March 2011

A scientist in marketer’s clothing, or vice versa?

A journey from crystallographer to marketing entrepreneur.

Mary Canady is the founder of Comprendia, a firm specializing in helping biotechnology and life science companies grow through the creation, commercialization and communication of value. She has a doctorate in biochemistry and 10 years of research experience at Duke University, University of California Riverside and The Scripps Research Institute. In 2000, Mary left academia and has worked in marketing and business development roles at Invitrogen, EMD Biosciences and ActiveSight (Rigaku).

I am incredibly lucky to have found a career in marketing that I love, but realizing my true career required a series of “aha” moments that unfolded over many years. Marketing is not about the phone calls you receive at dinnertime; it’s about developing products that meet user needs. That restriction enzyme that helped you with your cloning and that centrifuge you rely on, along with many other things you regularly use in the lab, were designed for you with a lot of help from marketers.

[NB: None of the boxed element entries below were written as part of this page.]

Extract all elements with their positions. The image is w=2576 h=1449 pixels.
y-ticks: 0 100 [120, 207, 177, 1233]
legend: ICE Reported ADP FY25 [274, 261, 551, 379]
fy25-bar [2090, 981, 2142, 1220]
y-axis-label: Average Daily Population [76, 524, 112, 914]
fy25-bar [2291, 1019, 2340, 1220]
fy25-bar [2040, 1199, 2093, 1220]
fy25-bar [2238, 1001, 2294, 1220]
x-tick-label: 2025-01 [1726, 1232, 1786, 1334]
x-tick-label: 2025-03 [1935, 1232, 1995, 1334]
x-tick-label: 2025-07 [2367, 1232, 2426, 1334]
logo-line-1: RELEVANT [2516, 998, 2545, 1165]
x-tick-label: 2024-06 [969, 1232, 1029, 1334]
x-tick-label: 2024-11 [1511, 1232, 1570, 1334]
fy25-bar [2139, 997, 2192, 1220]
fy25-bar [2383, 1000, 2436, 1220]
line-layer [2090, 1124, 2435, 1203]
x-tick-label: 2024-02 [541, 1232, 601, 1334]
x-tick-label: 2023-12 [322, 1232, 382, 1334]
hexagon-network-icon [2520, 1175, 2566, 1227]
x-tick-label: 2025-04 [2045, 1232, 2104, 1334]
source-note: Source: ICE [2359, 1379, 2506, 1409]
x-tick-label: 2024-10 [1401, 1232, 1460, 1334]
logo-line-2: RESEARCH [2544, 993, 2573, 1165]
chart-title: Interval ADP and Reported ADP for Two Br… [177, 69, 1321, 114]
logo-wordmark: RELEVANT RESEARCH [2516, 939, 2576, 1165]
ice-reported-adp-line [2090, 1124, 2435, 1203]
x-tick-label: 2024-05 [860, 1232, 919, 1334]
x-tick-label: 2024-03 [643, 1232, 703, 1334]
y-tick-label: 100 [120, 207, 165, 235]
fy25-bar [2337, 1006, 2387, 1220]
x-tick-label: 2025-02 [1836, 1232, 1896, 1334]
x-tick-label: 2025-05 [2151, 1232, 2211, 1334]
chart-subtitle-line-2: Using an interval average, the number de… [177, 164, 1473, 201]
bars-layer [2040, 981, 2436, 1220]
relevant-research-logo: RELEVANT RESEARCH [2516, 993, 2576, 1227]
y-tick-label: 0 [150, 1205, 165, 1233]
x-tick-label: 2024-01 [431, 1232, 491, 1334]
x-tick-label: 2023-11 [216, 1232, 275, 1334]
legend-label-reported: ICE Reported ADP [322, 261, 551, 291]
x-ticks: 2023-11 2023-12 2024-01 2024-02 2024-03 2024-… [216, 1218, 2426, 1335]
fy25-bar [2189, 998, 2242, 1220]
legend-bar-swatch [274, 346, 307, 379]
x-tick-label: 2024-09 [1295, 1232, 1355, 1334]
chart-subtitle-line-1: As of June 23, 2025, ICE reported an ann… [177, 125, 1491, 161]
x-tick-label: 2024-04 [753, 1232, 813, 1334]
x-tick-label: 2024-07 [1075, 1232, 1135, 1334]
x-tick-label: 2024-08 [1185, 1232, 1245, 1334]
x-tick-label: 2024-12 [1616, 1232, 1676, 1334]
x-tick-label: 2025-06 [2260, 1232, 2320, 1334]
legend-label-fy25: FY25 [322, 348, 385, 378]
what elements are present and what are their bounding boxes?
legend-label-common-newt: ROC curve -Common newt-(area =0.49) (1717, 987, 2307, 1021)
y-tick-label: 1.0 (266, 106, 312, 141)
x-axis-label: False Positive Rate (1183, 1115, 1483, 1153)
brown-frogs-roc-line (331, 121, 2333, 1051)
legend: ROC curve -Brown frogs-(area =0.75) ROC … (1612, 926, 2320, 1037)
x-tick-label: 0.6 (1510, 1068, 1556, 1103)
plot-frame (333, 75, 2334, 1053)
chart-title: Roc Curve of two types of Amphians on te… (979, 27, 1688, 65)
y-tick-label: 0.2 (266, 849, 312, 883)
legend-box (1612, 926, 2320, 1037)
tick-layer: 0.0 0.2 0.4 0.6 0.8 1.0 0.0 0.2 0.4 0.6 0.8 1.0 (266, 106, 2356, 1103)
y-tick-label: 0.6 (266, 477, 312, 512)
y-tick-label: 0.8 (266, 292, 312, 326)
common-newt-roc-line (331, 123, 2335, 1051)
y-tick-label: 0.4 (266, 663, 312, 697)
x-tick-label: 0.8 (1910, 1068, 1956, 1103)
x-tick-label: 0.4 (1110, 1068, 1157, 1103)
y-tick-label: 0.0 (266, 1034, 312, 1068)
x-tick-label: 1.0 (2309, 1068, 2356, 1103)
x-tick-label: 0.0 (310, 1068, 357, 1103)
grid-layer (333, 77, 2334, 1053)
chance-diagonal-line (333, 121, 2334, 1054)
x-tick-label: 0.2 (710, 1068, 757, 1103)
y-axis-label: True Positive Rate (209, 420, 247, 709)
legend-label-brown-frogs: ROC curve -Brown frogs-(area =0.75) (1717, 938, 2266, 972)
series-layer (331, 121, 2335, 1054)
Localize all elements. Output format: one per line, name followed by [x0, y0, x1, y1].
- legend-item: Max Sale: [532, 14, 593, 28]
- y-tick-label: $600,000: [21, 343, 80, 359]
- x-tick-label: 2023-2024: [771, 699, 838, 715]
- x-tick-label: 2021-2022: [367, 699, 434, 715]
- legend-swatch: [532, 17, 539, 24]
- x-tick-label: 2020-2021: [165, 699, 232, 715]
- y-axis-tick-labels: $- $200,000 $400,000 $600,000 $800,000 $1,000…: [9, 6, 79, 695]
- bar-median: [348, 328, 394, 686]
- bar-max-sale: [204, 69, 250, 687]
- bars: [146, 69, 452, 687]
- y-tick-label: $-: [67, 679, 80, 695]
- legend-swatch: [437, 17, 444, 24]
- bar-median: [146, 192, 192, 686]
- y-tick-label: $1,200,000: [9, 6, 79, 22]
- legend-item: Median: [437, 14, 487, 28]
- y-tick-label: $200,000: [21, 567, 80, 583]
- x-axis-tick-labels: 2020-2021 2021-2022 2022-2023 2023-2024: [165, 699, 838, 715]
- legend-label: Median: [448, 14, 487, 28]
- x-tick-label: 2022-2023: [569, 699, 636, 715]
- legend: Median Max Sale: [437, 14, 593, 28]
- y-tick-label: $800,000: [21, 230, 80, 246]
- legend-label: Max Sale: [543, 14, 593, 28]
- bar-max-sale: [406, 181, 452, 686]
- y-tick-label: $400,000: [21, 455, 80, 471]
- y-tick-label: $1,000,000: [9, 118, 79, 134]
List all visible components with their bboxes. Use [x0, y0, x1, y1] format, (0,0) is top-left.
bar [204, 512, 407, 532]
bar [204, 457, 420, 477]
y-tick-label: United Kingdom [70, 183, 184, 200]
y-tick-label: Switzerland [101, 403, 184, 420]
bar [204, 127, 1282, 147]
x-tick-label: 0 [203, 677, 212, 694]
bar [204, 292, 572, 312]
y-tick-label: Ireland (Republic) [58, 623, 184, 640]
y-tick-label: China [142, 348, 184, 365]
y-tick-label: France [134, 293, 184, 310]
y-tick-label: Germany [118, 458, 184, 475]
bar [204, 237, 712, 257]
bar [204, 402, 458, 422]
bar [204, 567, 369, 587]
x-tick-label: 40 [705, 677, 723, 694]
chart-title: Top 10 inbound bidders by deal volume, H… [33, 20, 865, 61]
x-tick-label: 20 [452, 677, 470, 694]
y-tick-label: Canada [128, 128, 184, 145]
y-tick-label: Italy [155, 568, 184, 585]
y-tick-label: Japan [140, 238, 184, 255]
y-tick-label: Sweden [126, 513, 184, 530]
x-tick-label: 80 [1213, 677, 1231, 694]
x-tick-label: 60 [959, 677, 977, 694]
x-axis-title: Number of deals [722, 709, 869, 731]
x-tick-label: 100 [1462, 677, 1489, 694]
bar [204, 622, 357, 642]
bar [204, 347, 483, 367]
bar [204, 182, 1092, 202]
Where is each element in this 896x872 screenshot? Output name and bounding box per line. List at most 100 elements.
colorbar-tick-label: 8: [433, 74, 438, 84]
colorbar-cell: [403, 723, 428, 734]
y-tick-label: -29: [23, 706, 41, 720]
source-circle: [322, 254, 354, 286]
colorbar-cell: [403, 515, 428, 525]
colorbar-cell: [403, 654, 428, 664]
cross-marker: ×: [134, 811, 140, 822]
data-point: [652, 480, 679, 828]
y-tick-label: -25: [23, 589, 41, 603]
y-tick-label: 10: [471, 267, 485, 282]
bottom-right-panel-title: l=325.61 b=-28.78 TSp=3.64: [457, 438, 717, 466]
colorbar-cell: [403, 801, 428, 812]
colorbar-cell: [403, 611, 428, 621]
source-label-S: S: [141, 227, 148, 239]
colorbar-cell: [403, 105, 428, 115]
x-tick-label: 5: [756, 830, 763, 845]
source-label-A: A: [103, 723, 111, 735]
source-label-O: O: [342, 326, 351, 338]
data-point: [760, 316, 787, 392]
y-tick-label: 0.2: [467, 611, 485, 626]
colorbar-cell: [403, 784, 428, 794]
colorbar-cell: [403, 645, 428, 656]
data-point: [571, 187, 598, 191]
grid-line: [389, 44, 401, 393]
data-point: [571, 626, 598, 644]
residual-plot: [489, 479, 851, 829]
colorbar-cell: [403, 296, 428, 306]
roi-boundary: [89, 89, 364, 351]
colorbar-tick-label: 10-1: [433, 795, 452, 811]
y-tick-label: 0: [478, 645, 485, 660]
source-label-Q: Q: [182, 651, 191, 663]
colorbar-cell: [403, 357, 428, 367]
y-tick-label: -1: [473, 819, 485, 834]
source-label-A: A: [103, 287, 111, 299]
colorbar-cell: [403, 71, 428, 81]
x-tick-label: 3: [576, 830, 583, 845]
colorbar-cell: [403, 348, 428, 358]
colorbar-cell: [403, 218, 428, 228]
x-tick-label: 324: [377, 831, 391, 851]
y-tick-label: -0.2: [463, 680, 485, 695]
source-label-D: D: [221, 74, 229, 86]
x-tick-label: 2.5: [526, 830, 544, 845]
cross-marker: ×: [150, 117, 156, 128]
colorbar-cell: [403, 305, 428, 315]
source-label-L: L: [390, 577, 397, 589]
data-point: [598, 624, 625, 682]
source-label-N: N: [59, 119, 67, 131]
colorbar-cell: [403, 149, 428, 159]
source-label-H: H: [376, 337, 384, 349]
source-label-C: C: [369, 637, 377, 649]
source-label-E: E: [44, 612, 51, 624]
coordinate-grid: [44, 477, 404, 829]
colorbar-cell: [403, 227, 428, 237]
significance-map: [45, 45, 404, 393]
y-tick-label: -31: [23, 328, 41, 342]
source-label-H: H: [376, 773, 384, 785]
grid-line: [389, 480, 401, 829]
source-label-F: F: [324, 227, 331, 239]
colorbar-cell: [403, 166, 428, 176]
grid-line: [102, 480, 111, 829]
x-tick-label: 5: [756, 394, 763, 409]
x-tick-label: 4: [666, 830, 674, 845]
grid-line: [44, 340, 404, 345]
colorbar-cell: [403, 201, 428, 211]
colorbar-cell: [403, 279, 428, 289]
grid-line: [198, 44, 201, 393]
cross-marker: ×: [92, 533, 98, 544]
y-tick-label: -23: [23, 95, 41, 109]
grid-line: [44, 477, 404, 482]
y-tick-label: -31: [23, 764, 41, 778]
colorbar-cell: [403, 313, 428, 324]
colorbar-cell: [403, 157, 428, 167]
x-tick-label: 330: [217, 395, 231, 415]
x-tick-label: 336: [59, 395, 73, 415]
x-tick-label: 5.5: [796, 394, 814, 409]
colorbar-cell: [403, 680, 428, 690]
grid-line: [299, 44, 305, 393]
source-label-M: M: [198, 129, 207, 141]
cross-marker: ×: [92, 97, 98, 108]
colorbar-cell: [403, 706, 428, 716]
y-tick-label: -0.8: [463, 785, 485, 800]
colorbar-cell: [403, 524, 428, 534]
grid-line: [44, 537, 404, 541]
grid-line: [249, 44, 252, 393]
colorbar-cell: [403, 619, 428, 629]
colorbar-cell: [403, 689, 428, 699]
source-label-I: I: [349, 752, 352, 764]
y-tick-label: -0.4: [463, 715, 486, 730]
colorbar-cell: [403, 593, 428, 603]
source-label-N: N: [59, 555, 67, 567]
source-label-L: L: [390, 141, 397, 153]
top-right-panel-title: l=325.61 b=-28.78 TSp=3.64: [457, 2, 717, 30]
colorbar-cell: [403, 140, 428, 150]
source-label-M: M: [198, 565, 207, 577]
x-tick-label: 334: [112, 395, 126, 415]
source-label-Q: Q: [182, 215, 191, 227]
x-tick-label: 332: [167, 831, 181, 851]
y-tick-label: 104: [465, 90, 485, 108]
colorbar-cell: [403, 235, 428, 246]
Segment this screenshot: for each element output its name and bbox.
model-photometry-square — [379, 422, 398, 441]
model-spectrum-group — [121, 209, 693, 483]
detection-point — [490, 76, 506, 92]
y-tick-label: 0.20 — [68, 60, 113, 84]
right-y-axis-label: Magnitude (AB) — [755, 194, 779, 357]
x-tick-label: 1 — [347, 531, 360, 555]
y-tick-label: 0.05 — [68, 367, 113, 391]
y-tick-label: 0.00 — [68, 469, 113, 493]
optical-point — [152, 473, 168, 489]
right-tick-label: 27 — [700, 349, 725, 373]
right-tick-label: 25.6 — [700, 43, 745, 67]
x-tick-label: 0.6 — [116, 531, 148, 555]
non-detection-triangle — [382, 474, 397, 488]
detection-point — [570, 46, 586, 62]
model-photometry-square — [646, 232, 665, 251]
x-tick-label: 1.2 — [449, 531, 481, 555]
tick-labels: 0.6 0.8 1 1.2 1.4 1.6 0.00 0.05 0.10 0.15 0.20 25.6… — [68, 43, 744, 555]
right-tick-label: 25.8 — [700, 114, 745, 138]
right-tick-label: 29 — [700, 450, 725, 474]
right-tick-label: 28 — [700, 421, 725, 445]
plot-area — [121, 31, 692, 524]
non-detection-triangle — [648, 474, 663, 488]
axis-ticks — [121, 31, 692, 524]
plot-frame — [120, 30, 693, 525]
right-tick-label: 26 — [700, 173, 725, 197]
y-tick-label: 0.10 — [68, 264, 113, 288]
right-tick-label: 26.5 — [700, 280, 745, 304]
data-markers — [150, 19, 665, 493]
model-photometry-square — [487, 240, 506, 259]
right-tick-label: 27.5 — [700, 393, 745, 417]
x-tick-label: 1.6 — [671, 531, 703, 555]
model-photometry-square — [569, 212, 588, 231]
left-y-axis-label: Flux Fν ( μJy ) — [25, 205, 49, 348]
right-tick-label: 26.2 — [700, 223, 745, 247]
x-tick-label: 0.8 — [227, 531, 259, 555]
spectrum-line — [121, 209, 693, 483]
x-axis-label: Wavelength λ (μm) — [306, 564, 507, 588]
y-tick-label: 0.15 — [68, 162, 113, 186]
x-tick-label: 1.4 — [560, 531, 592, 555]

Aha! Well, a series of ahas …

My career boils down to three moments that I remember clearly. As an undergrad, I started school not knowing what I wanted to do. I bounced from law to physical therapy to bioengineering. However, in biology class sophomore year, I remember hearing about proteins and DNA. Wow, the building blocks of life. That was my first aha moment, and I became a biochemistry major.

In grad school at Duke University and later the University of California, Riverside, I knew I wanted to study protein function, and X-ray crystallography was the thing for me. Determine how the building blocks of life combine in 3-D to carry out biological processes? Bingo – aha number two! I also was lucky to work with some crystallography pioneers – David and Jane Richardson showed me how to take precession photographs on film and to visualize proteins. Alex McPherson, my fantastic PhD advisor, taught me how to crystallize proteins and solve structures (along with a great mentor, Steve Larson), and I even sent experiments on a space shuttle. I also started realizing that crystal structures were a great way to make nice visualizations, and I created one that was featured on the cover of the San Diego Supercomputer Center newsletter.

Aha number three was a long time coming, but I had fun along the way. In my postdoctoral fellowship, I actually moved away from X-ray crystallography because I had a fantastic project involving the conformational change of a virus. It was cool not only because I got to do a lot of different types of experiments (yes, I love working at the bench) but also because it challenged me to learn how to communicate the results. I also designed my lab’s website and found that I enjoyed it a lot. At the end of my postdoc, I realized staying in San Diego was important to me and that getting a job outside of academia would allow me to stay.

My first job was during the genomics boom working at a startup called GeneFormatics, which used protein structure prediction models to determine functions of genes. I dabbled in bioinformatics, and when the company eventually folded, it gave me the opportunity get a job at Life Technologies (then Invitrogen) as an informatics product manager in the marketing department. My aha moment came when I was learning about different concepts in marketing, such as positioning and branding. These concepts, when understood as a whole, are the basis for developing and improving products that people—in our case, scientists—need. Here was a chance for me to make a difference in life scientists’ progress.